É que, sendo essa forma de estado caracterizado pela ação contundente da lei em todas as áreas da vida, a lacuna existente quando do trato ao dependente químico, gera dúvidas e debates intermináveis. Mormente quanto às discussões acerca da possibilidade de internação involuntária dos usuários de drogas.
Atualmente, o regramento normativo que disciplina a questão é a lei 10.216 de 6 de abril de 2001 que, em seu art. 6º, § único, inc. III, ao se referir às formas de internação, apregoa como uma de suas espécies a internação involuntária. Esta, entretanto, deverá ser precedida por termo escrito de solicitação do familiar ou responsável legal (numa interpretação à contrário sensu do transcrito no art. 8º, § 2º).
Contudo, a prefalada lei diz respeito à internação das pessoas acometidas de transtornos mentais. De fato, o uso de substancias entorpecentes é fator de risco ao sistema encefálico humano, pois, na grande maioria das vezes, essas substancias agem diretamente no sistema nervoso central e, por essa ação contundente, causa a dependência num curtíssimo espaço de tempo.

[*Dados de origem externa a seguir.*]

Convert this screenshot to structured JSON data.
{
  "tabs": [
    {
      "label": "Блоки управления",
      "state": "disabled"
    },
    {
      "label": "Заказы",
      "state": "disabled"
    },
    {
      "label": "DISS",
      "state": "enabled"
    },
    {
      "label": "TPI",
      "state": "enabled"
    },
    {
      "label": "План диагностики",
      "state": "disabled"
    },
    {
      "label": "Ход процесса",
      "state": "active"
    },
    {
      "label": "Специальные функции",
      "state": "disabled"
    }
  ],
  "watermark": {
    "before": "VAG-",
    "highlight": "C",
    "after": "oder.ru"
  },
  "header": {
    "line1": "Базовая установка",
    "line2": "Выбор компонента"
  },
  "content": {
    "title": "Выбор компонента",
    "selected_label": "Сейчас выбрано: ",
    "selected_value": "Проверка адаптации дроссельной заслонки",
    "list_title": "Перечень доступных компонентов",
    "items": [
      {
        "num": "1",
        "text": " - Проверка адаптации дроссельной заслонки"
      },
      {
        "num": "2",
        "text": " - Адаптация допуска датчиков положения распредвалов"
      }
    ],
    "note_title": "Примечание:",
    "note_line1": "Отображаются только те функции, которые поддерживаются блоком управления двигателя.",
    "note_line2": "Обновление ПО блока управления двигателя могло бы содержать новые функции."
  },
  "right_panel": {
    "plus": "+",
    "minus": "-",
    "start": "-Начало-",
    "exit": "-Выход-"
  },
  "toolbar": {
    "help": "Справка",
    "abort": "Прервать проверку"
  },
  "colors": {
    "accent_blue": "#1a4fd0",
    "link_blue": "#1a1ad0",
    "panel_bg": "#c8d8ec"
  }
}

A mente, então, se acostuma com os efeitos psicoativos dos seus elementos constitutivos e a ânsia por euforia, alegria e prazer momentâneos que a droga causa ficam mais fortes e a necessidade de quem a ela credita todos os bons sentimentos da vida são potencializados e, sem que perceba, torna-se viciada.
Por esses e outros motivos, o dependente químico é considerado, para os parâmetros legais, um transtornado mental e, por essa via, é agasalhado pelo dispositivo da lei. Logicamente que, não todo usuário é que será considerado como tal, mas apenas e tão somente, os casos de maior protuberância. Os que apresentam um estado de maior dependência e que essa seja então um fator prejudicial em sua vida, sob os aspectos social e familiar.
Mas a questão quanto ao internamento continua. No Brasil, não é crime o suicídio e nem sua tentativa, por dois motivos óbvios: quanto ao primeiro, como punir o morto? Pelo segundo, a Constituição Federal de 1988, em seu art. 5º, garante a todos o direito à vida e a sua disponibilidade (leia-se, sua direção/condução, mesmo que contrário a moral e aos bons costumes, logicamente, desde que não infrinja os direitos de outrem). Nesta temática, como internar involuntariamente o usuário?
A lei 13.146 de 6 de julho de 2015, que alterou dispositivos do Código Civilbrasileiro, continua a tratar os viciados como relativamente incapazes. A Declaração Universal dos Direitos Humanos, em seu art. 3º, considera a liberdade como um direito indisponível do ser humano. Ademais, o art. 28 de lei de drogas (lei 11.343/06) não considera crime a conduta do usuário e, por isso, não o priva da liberdade, mas, ao contrário, estipula admoestação e medidas preventivas de conscientização sobre os efeitos prejudiciais das drogas.
Realmente, como a muito se fala, o caso envolve saúde pública. Não se trata, como se pode ver, de um problema policial.
Mas e o internamento?
O sofrimento dos familiares pode fundamentar a internação contra a vontade do usuário? A agonia da mãe, do pai, da esposa e/ou do marido, a aflição dos filhos ao ver o pai afundar mais a cada dia no poço imundo e escuro das drogas, pode, realmente, servir de supedâneo à internação?
Difícil decidir. Se o usuário é considerado um relativamente incapaz, sua internação talvez soe como um absurdo em tempos de direitos e garantias fundamentais. No entanto, o sofrimento deflagrado no seio familiar pelo uso imoderado das drogas, não pode e nem deve ser ignorado pelos operadores do Direito. O tema é controverso e, quando sopesado às teorizações do direito (p. Ex. A teoria positiva de Hans Kelsen e as observações de Robert Alexi e Ronald Dworkin, quando da distinção entre regras e princípios e a não aceitabilidade de direitos absolutos – como a liberdade), o conflito exsurge onde a argumentação retórica é a regra.
Assim, segue a questão em comento ainda no solo das teses a serem concluídas: PODE O DEPENDENTE QUIMICO SER INTERNADO CONTRA A SUA VONTADE?